Festa no castelo

 

FESTA NO CASTELO

Um vilarejo aos pés de um Castelo foi acordado pelo porta-voz do rei que lia um convite na praça:

“O nosso bem-amado senhor convida todos os seus bons e fiéis súditos a participarem da festa de seu aniversário. Todos receberão uma agradável surpresa. Pede a todos, porém, um pequeno favor: quem participar da festa, tenha a gentileza de levar um pouco de água para encher o reservatório do castelo que está vazio…”.

O porta-voz repetiu muitas vezes o convite, depois fez meia volta e, escoltado pelos guardas, voltou ao Castelo.

No vilarejo surgiram os mais diversos comentários:

“Bah! É o mesmo tirano! Ele possui diversos empregados para encher o reservatório… eu levarei um copo d’água, e será muito!”.

“Mas, não! Ele foi sempre bom e generoso! Eu lhe levarei um barril!”

“Eu um… dedal!”

“Eu uma garrafa!”

Na manhã da festa, se viu um estranho cortejo subir ao Castelo. Algumas com toda a força carregavam grandes barris ou, ofegantes, carregavam grandes baldes cheios de água. Outros, caçoando os companheiros de estrada, levavam pequenas garrafas ou um copinho sobre uma bandeja.
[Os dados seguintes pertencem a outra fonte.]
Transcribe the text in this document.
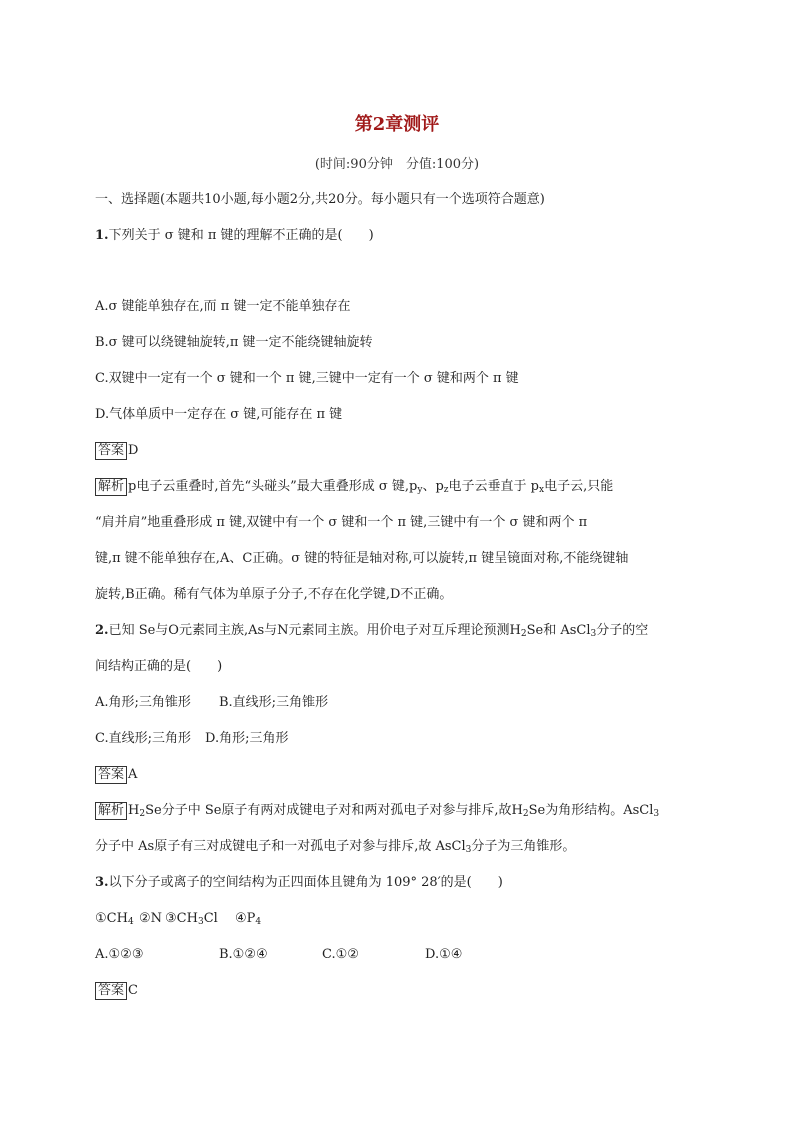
第2章测评
(时间:90分钟　分值:100分)
一、选择题(本题共10小题,每小题2分,共20分。每小题只有一个选项符合题意)
1.下列关于 σ 键和 π 键的理解不正确的是(　　)
A.σ 键能单独存在,而 π 键一定不能单独存在
B.σ 键可以绕键轴旋转,π 键一定不能绕键轴旋转
C.双键中一定有一个 σ 键和一个 π 键,三键中一定有一个 σ 键和两个 π 键
D.气体单质中一定存在 σ 键,可能存在 π 键
答案 D
解析 p电子云重叠时,首先“头碰头”最大重叠形成 σ 键$,p_y$、$p_z$电子云垂直于 $p_x$电子云,只能
“肩并肩”地重叠形成 π 键,双键中有一个 σ 键和一个 π 键,三键中有一个 σ 键和两个 π
键,π 键不能单独存在,A、C正确。σ 键的特征是轴对称,可以旋转,π 键呈镜面对称,不能绕键轴
旋转,B正确。稀有气体为单原子分子,不存在化学键,D不正确。
2.已知 Se与O元素同主族,As与N元素同主族。用价电子对互斥理论预测$H_2Se$和 AsCl$_3$分子的空
间结构正确的是(　　)
A.角形;三角锥形 B.直线形;三角锥形
C.直线形;三角形 D.角形;三角形
答案 A
解析 $H_2Se$分子中 Se原子有两对成键电子对和两对孤电子对参与排斥,故$H_2Se$为角形结构。AsCl$_3$
分子中 As原子有三对成键电子和一对孤电子对参与排斥,故 AsCl$_3$分子为三角锥形。
3.以下分子或离子的空间结构为正四面体且键角为 109° 28′的是(　　)
$①CH_4$ ②N $③CH_3Cl$ $④P_4$
A.①②③	B.①②④	C.①②	D.①④
答案 C
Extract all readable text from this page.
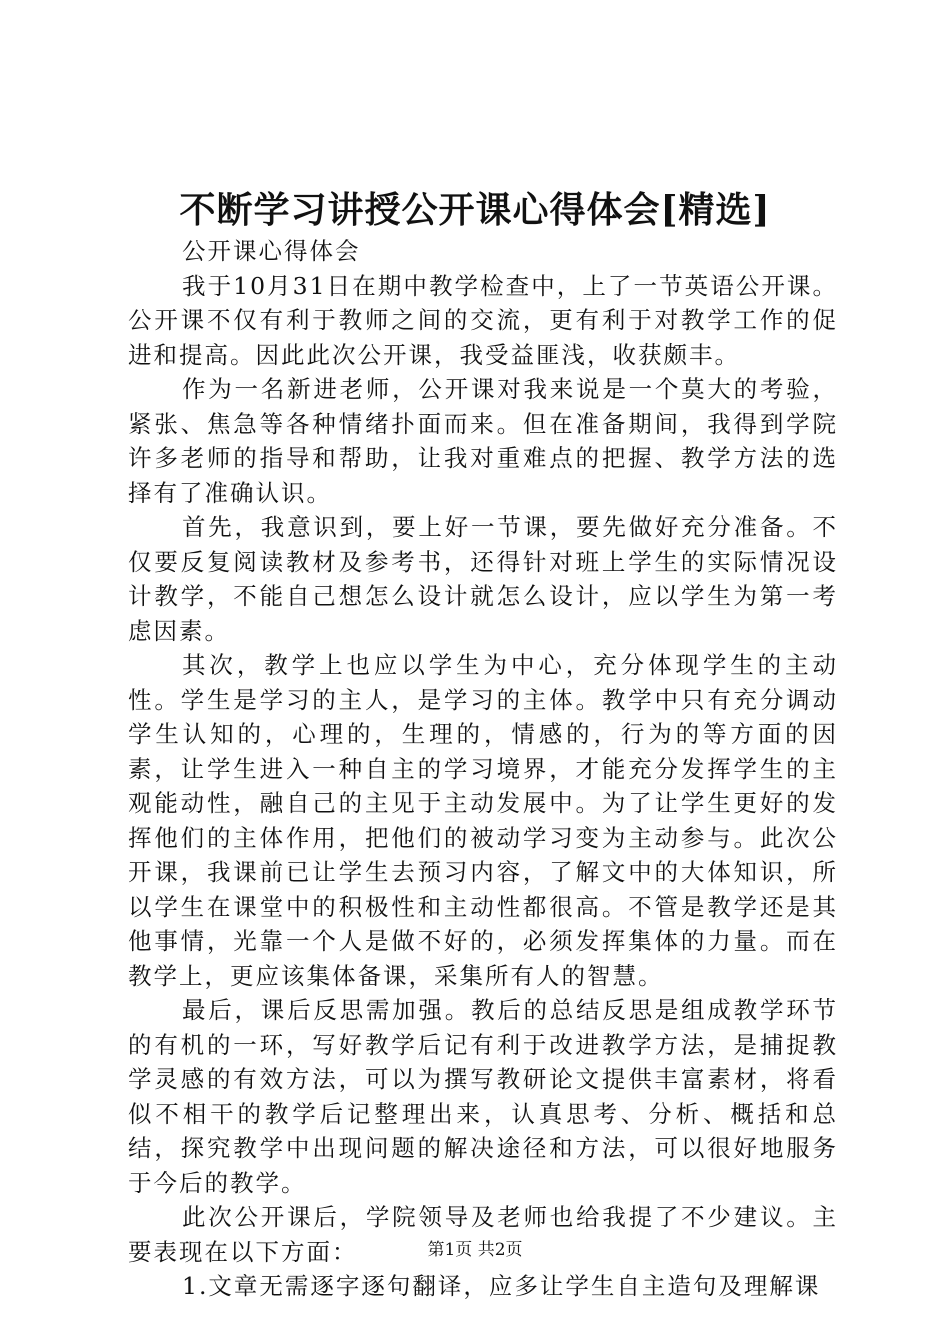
不断学习讲授公开课心得体会[精选]

公开课心得体会

我于10月31日在期中教学检查中，上了一节英语公开课。公开课不仅有利于教师之间的交流，更有利于对教学工作的促进和提高。因此此次公开课，我受益匪浅，收获颇丰。

作为一名新进老师，公开课对我来说是一个莫大的考验，紧张、焦急等各种情绪扑面而来。但在准备期间，我得到学院许多老师的指导和帮助，让我对重难点的把握、教学方法的选择有了准确认识。

首先，我意识到，要上好一节课，要先做好充分准备。不仅要反复阅读教材及参考书，还得针对班上学生的实际情况设计教学，不能自己想怎么设计就怎么设计，应以学生为第一考虑因素。

其次，教学上也应以学生为中心，充分体现学生的主动性。学生是学习的主人，是学习的主体。教学中只有充分调动学生认知的，心理的，生理的，情感的，行为的等方面的因素，让学生进入一种自主的学习境界，才能充分发挥学生的主观能动性，融自己的主见于主动发展中。为了让学生更好的发挥他们的主体作用，把他们的被动学习变为主动参与。此次公开课，我课前已让学生去预习内容，了解文中的大体知识，所以学生在课堂中的积极性和主动性都很高。不管是教学还是其他事情，光靠一个人是做不好的，必须发挥集体的力量。而在教学上，更应该集体备课，采集所有人的智慧。

最后，课后反思需加强。教后的总结反思是组成教学环节的有机的一环，写好教学后记有利于改进教学方法，是捕捉教学灵感的有效方法，可以为撰写教研论文提供丰富素材，将看似不相干的教学后记整理出来，认真思考、分析、概括和总结，探究教学中出现问题的解决途径和方法，可以很好地服务于今后的教学。

此次公开课后，学院领导及老师也给我提了不少建议。主要表现在以下方面：

1.文章无需逐字逐句翻译，应多让学生自主造句及理解课

第1页 共2页
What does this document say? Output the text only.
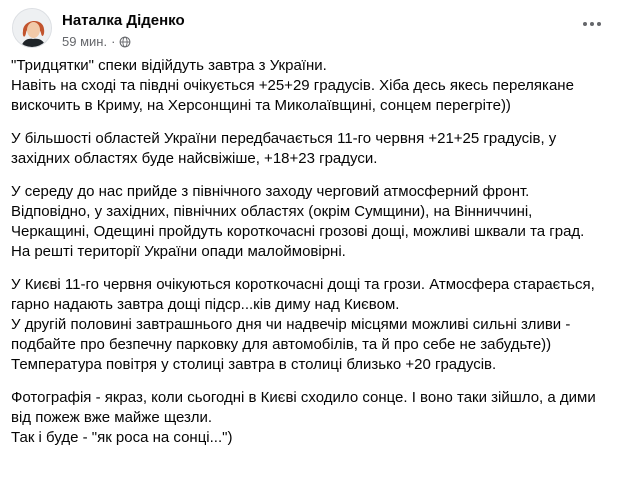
Наталка Діденко
59 мин. ·

"Тридцятки" спеки відійдуть завтра з України.
Навіть на сході та півдні очікується +25+29 градусів. Хіба десь якесь перелякане вискочить в Криму, на Херсонщині та Миколаївщині, сонцем перегріте))

У більшості областей України передбачається 11-го червня +21+25 градусів, у західних областях буде найсвіжіше, +18+23 градуси.

У середу до нас прийде з північного заходу черговий атмосферний фронт.
Відповідно, у західних, північних областях (окрім Сумщини), на Вінниччині, Черкащині, Одещині пройдуть короткочасні грозові дощі, можливі шквали та град.
На решті території України опади малоймовірні.

У Києві 11-го червня очікуються короткочасні дощі та грози. Атмосфера старається, гарно надають завтра дощі підср...ків диму над Києвом.
У другій половині завтрашнього дня чи надвечір місцями можливі сильні зливи - подбайте про безпечну парковку для автомобілів, та й про себе не забудьте))
Температура повітря у столиці завтра в столиці близько +20 градусів.

Фотографія - якраз, коли сьогодні в Києві сходило сонце. І воно таки зійшло, а дими від пожеж вже майже щезли.
Так і буде - "як роса на сонці...")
A procissão entrou nas varandas do Castelo.

Cada um esvaziava o próprio recipiente no grande reservatório, e o colocava em um canto e depois chegavam cheios de alegria na sala do banquete.

Carnes e vinho, danças e cantos começaram e seguiram até à tarde, quando o senhor do Castelo agradeceu a todos com gentis palavras e se retirou aos seus aposentos.

“E a surpresa prometida?”, reclamaram alguns desapontados e desiludidos. Outros demonstravam uma satisfeita alegria: “O nosso senhor nos presenteou com a mais magnífica de todas as festas!”

Cada um, antes de partir, passou para pegar o seu recipiente. Explodiram agora gritos que se intensificaram rapidamente. Exclamações de alegria e raiva. Os recipientes foram cheios até a borda com moedas de ouro!

“Ah! Se eu tivesse trazido mais água…”.

Dai, e Deus vos dará: derramará em vosso regaço uma medida boa, comprimida, sacudida e transbordante. A mesma medida que usardes para medir os outros vos será aplicada também”.

 

FERRERO, Bruno. Il Canto del grillo, Ed. Elledici, Torino- IT, 13ª. Ristampa, 2010. (Tradução: Pe. Paulo E. Jácomo, sdb).